I am looking at the following proof (taken from here):
Corollary 5 Let $A$ be a finitely generated abelian group. Then there is a finite subgroup $A_0$ of $A$ and an integer $m \geq 0$ such that $A \cong A_0 \times \mathbb{Z}^m$.
Proof. We know that $A \cong \mathbb{Z}^n/K$ for some integer $n \geq 0$ and some subgroup $K \subset \mathbb{Z}^n$, where $K$ is a free abelian group of rank $r \leq n$. If $r = n$ then we know from Lemma 23 that $A$ is finite, so we can take $A_0 = A$. Otherwise we know - also from Lemma 23 - that there exists a surjective homomorphism $f \colon A \to \mathbb{Z}$. Composing $f$ with the surjective quotient map $\mathbb{Z}^n \to A$, we also get a surjective homomorphism $\phi \colon \mathbb{Z}^n \to \mathbb{Z}$.
By the last Lemma, $A \cong \ker(f) \times \mathbb{Z}$, and similarly $\mathbb{Z}^n \cong \ker(\phi) \times \mathbb{Z}$. Since we also know that $\ker(\phi) \subset \mathbb{Z}^n$ is free abelian of rank $t \leq n$, it follows that $t = n - 1$. Also $\ker(f) \cong \ker(\phi)/K$. By induction on $n - r$, we may assume that $\ker(f) \cong A_0 \times \mathbb{Z}^{n-1-r}$ for some finite subgroup $A_0$, and hence $A \cong \ker(f) \times \mathbb{Z} \cong A_0 \times \mathbb{Z}^{n-r}$.
It says:
By induction on $n-r$, we may assume that $\ker(f) \cong A_0×\mathbb{Z}^{n−1−r}$ for some finite subgroup $A_0$ […].

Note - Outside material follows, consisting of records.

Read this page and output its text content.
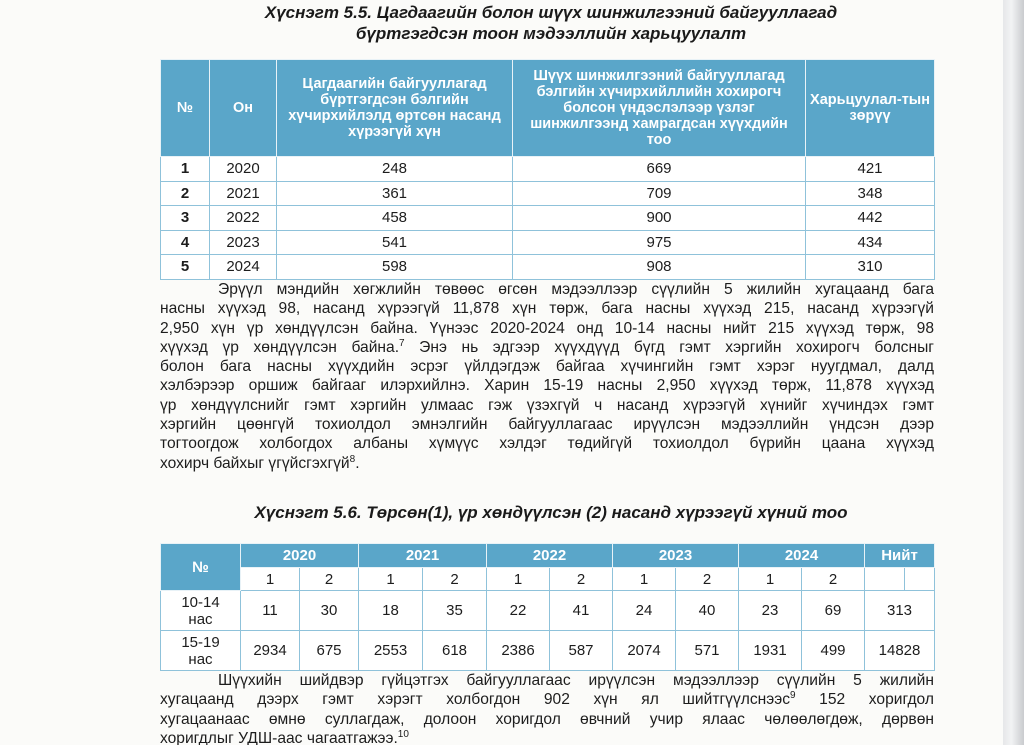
Хүснэгт 5.5. Цагдаагийн болон шүүх шинжилгээний байгууллагад
бүртгэгдсэн тоон мэдээллийн харьцуулалт
№	Он	Цагдаагийн байгууллагад бүртгэгдсэн бэлгийн хүчирхийлэлд өртсөн насанд хүрээгүй хүн	Шүүх шинжилгээний байгууллагад бэлгийн хүчирхийллийн хохирогч болсон үндэслэлээр үзлэг шинжилгээнд хамрагдсан хүүхдийн тоо	Харьцуулал-тын зөрүү
1	2020	248	669	421
2	2021	361	709	348
3	2022	458	900	442
4	2023	541	975	434
5	2024	598	908	310
Эрүүл мэндийн хөгжлийн төвөөс өгсөн мэдээллээр сүүлийн 5 жилийн хугацаанд бага
насны хүүхэд 98, насанд хүрээгүй 11,878 хүн төрж, бага насны хүүхэд 215, насанд хүрээгүй
2,950 хүн үр хөндүүлсэн байна. Үүнээс 2020-2024 онд 10-14 насны нийт 215 хүүхэд төрж, 98
хүүхэд үр хөндүүлсэн байна.$^7$ Энэ нь эдгээр хүүхдүүд бүгд гэмт хэргийн хохирогч болсныг
болон бага насны хүүхдийн эсрэг үйлдэгдэж байгаа хүчингийн гэмт хэрэг нуугдмал, далд
хэлбэрээр оршиж байгааг илэрхийлнэ. Харин 15-19 насны 2,950 хүүхэд төрж, 11,878 хүүхэд
үр хөндүүлснийг гэмт хэргийн улмаас гэж үзэхгүй ч насанд хүрээгүй хүнийг хүчиндэх гэмт
хэргийн цөөнгүй тохиолдол эмнэлгийн байгууллагаас ирүүлсэн мэдээллийн үндсэн дээр
тогтоогдож холбогдох албаны хүмүүс хэлдэг төдийгүй тохиолдол бүрийн цаана хүүхэд
хохирч байхыг үгүйсгэхгүй$^8$.
Хүснэгт 5.6. Төрсөн(1), үр хөндүүлсэн (2) насанд хүрээгүй хүний тоо
№	2020		2021		2022		2023		2024		Нийт	
	1	2	1	2	1	2	1	2	1	2		
10-14
нас	11	30	18	35	22	41	24	40	23	69	313	
15-19
нас	2934	675	2553	618	2386	587	2074	571	1931	499	14828	
Шүүхийн шийдвэр гүйцэтгэх байгууллагаас ирүүлсэн мэдээллээр сүүлийн 5 жилийн
хугацаанд дээрх гэмт хэрэгт холбогдон 902 хүн ял шийтгүүлснээс$^9$ 152 хоригдол
хугацаанаас өмнө суллагдаж, долоон хоригдол өвчний учир ялаас чөлөөлөгдөж, дөрвөн
хоригдлыг УДШ-аас чагаатгажээ.$^{10}$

I find this assumption troubling, because, then for any $n-r$ we can infer: $$ \ker(f) \cong \ker(\phi)/K \cong \mathbb{Z}^{n-1}/\mathbb{Z}^r \cong \mathbb{Z}^{n-1-r} $$ leaving $$ \ker(f) \cong A_0 \times \mathbb{Z}^{n−1−r} \cong \mathbb{Z}^{n-1-r}, $$ so $A_0=\{0\}$ all the time! I feel like this is not really a meaningful result so I must be overlooking something. Can you show me a case when $A_0$ is not the trivial set?
It is true that $K\cong \mathbb{Z}^r$ and $\ker(\phi)\cong\mathbb{Z}^{n-1}$, but you cannot conclude from this that $K/\ker(\phi)\cong\mathbb{Z}^{n-1-r}$. For instance, for $r=1$ and $n=2$ you might have $K=\mathbb{Z}$ and $\ker(\phi)=2\mathbb{Z}\cong\mathbb{Z}$, but the quotient $\mathbb{Z}/2\mathbb{Z}$ is not isomorphic to $\mathbb{Z}^{n-1-r}=0$. More generally, if $A\subseteq B$ and $C\subseteq D$ with $A\cong C$ and $B\cong D$, that does not imply $B/A\cong D/C$.
(Indeed, if your reasoning were correct, you could just conclude from the beginning that $A=\mathbb{Z}^n/K\cong\mathbb{Z}^n/\mathbb{Z}^r\cong\mathbb{Z}^{n-r}$.)